Question

If the equation of the circle passing through the point $(8, 8)$ and having the lines $x + 2y - 2 = 0$ and $2x + 3y - 1 = 0$ as its diameters is $x^2 + y^2 + px + qy + r = 0$, then $p^2 + q^2 + r =$

• A. $244$
• B. $100$
• C. $-44$
• D. $44$

Hint:

The center of a circle is the intersection of its diameters.
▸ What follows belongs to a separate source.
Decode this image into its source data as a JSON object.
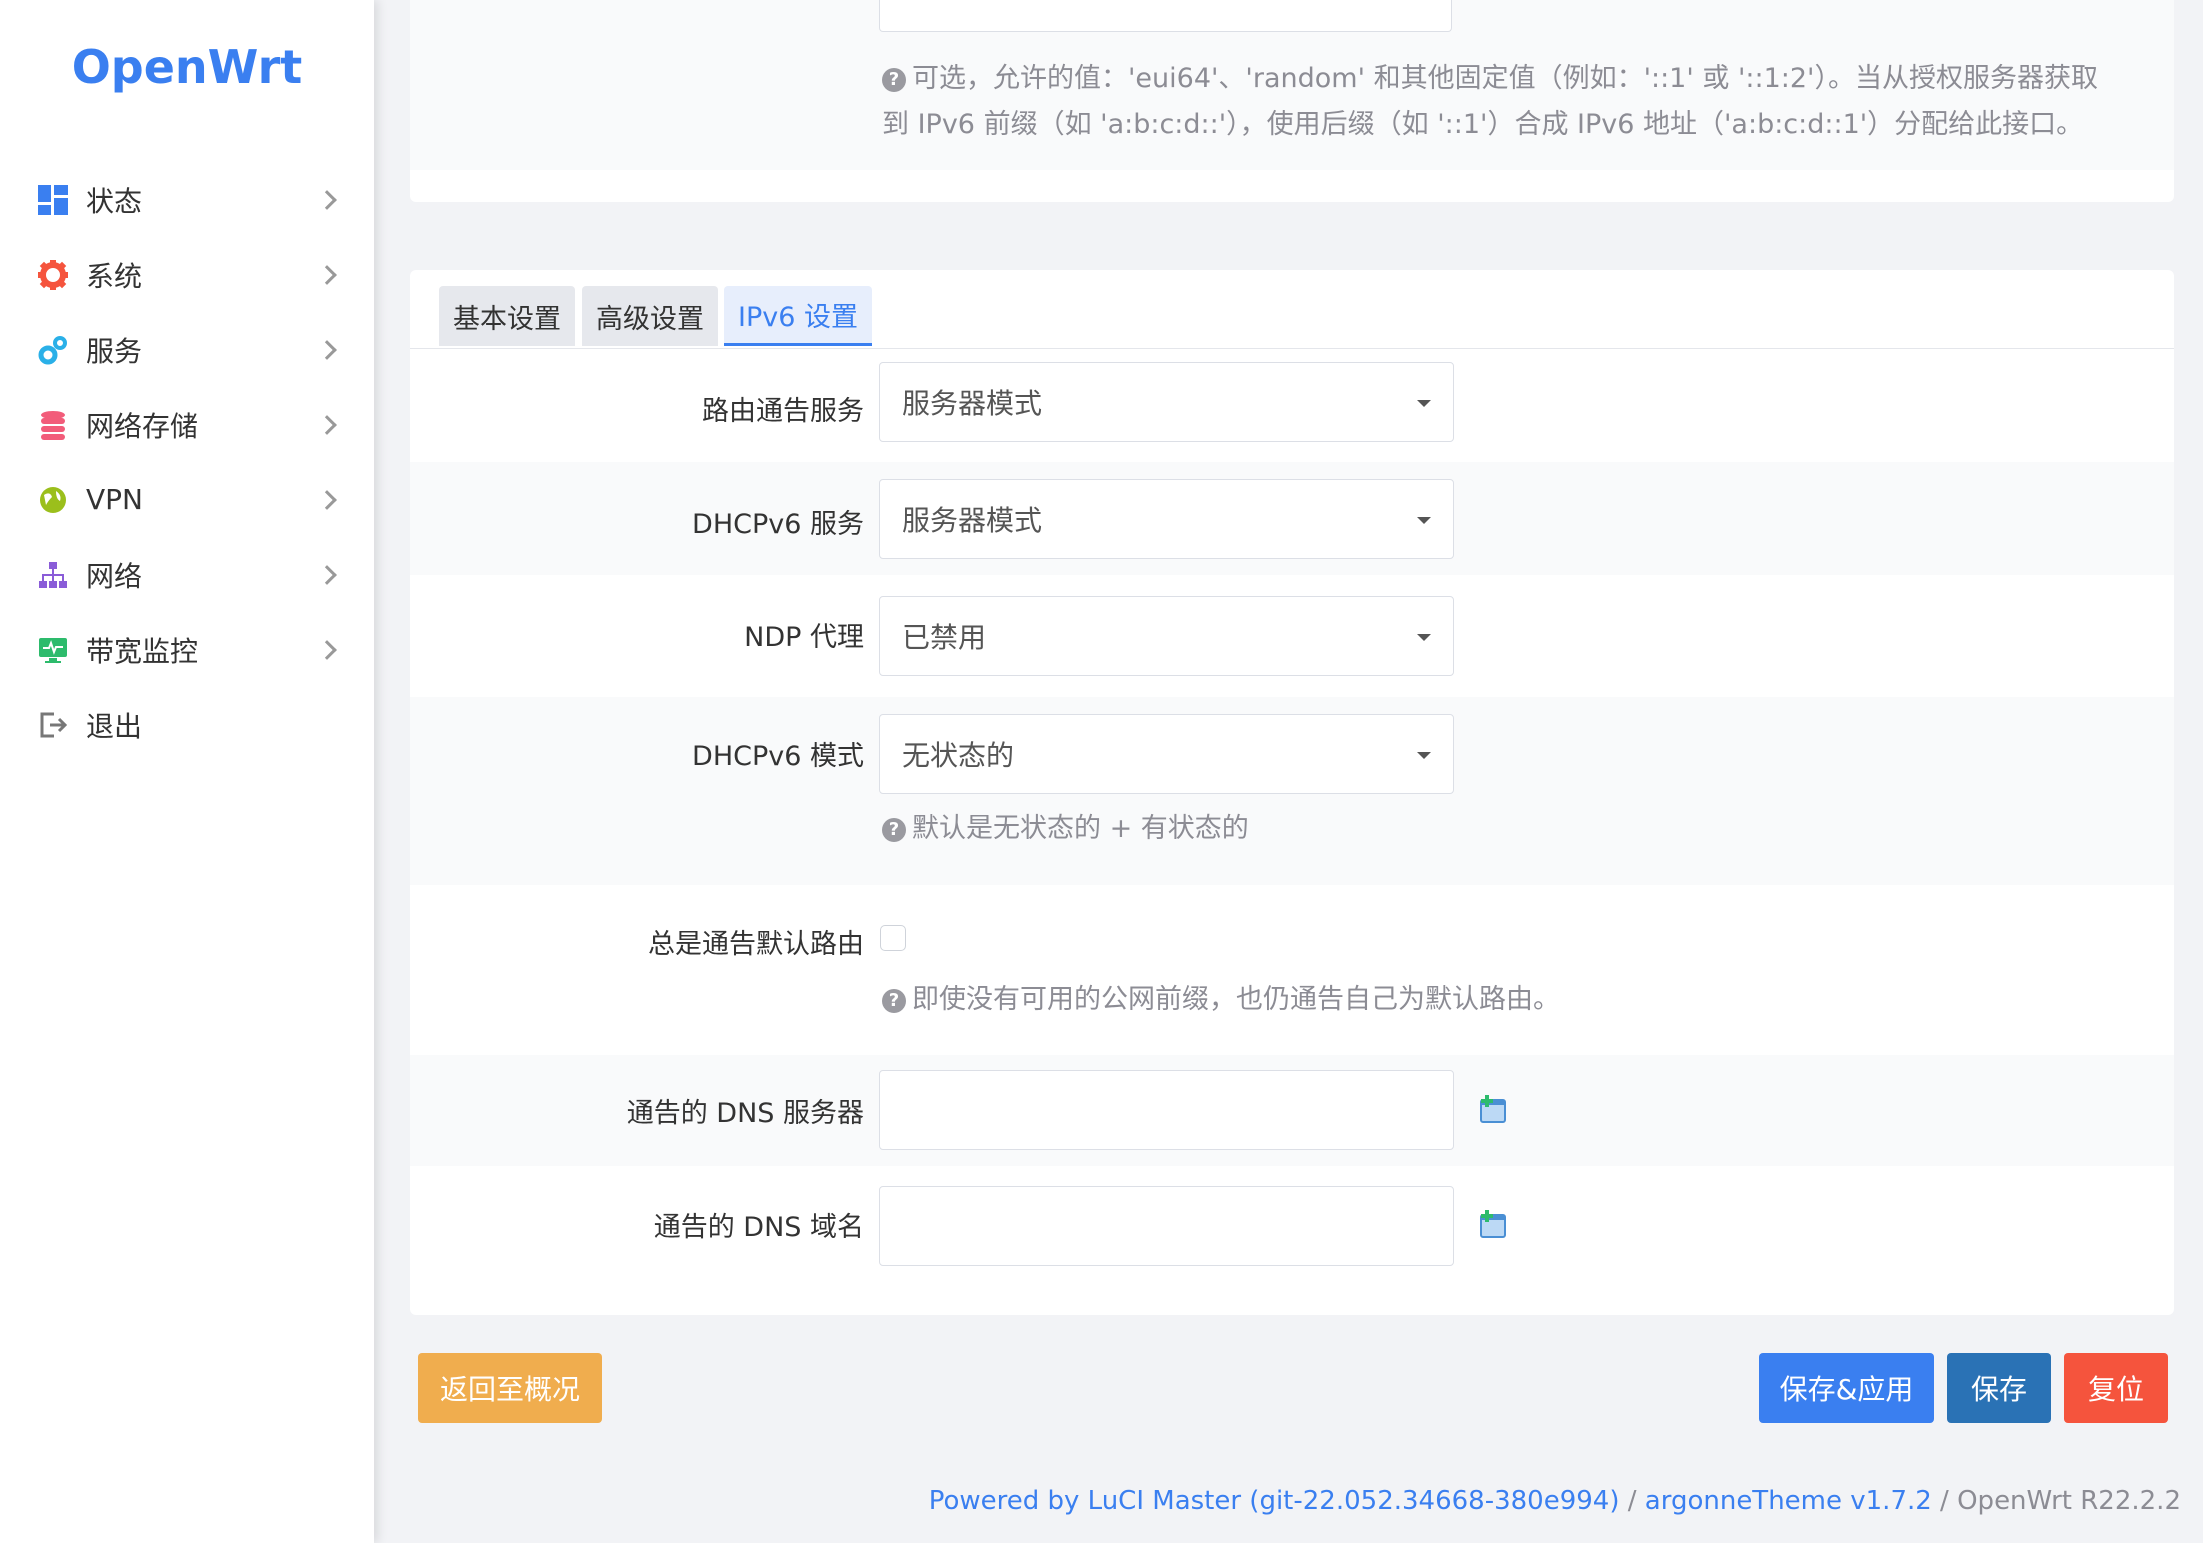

Use a point on the circle to find the radius, then form the equation and compute required expressions.

Answer 1

The Correct Option is C

The center of the circle is the intersection of the diameters $x + 2y - 2 = 0$ and $2x + 3y - 1 = 0$. Solve: \[ x + 2y = 2 \quad (1) \] \[ 2x + 3y = 1 \quad (2) \] Multiply (1) by 2: \[ 2x + 4y = 4 \] Subtract (2): \[ (2x + 4y) - (2x + 3y) = 4 - 1 \implies y = 3 \] Substitute $y = 3$ into (1): \[ x + 2 \cdot 3 = 2 \implies x + 6 = 2 \implies x = -4 \] Center is $(-4, 3)$. The circle’s equation is: \[ (x + 4)^2 + (y - 3)^2 = r^2 \] Since it passes through $(8, 8)$: \[ (8 + 4)^2 + (8 - 3)^2 = r^2 \implies 12^2 + 5^2 = 144 + 25 = 169 = r^2 \] Expand the circle equation: \[ (x^2 + 8x + 16) + (y^2 - 6y + 9) = 169 \] \[ x^2 + y^2 + 8x - 6y + 25 - 169 = 0 \implies x^2 + y^2 + 8x - 6y - 144 = 0 \] Thus, $p = 8$, $q = -6$, $r = -144$. Compute: \[ p^2 + q^2 + r = 8^2 + (-6)^2 + (-144) = 64 + 36 - 144 = -44 \] Option (3) is correct. Options (1), (2), and (4) do not match.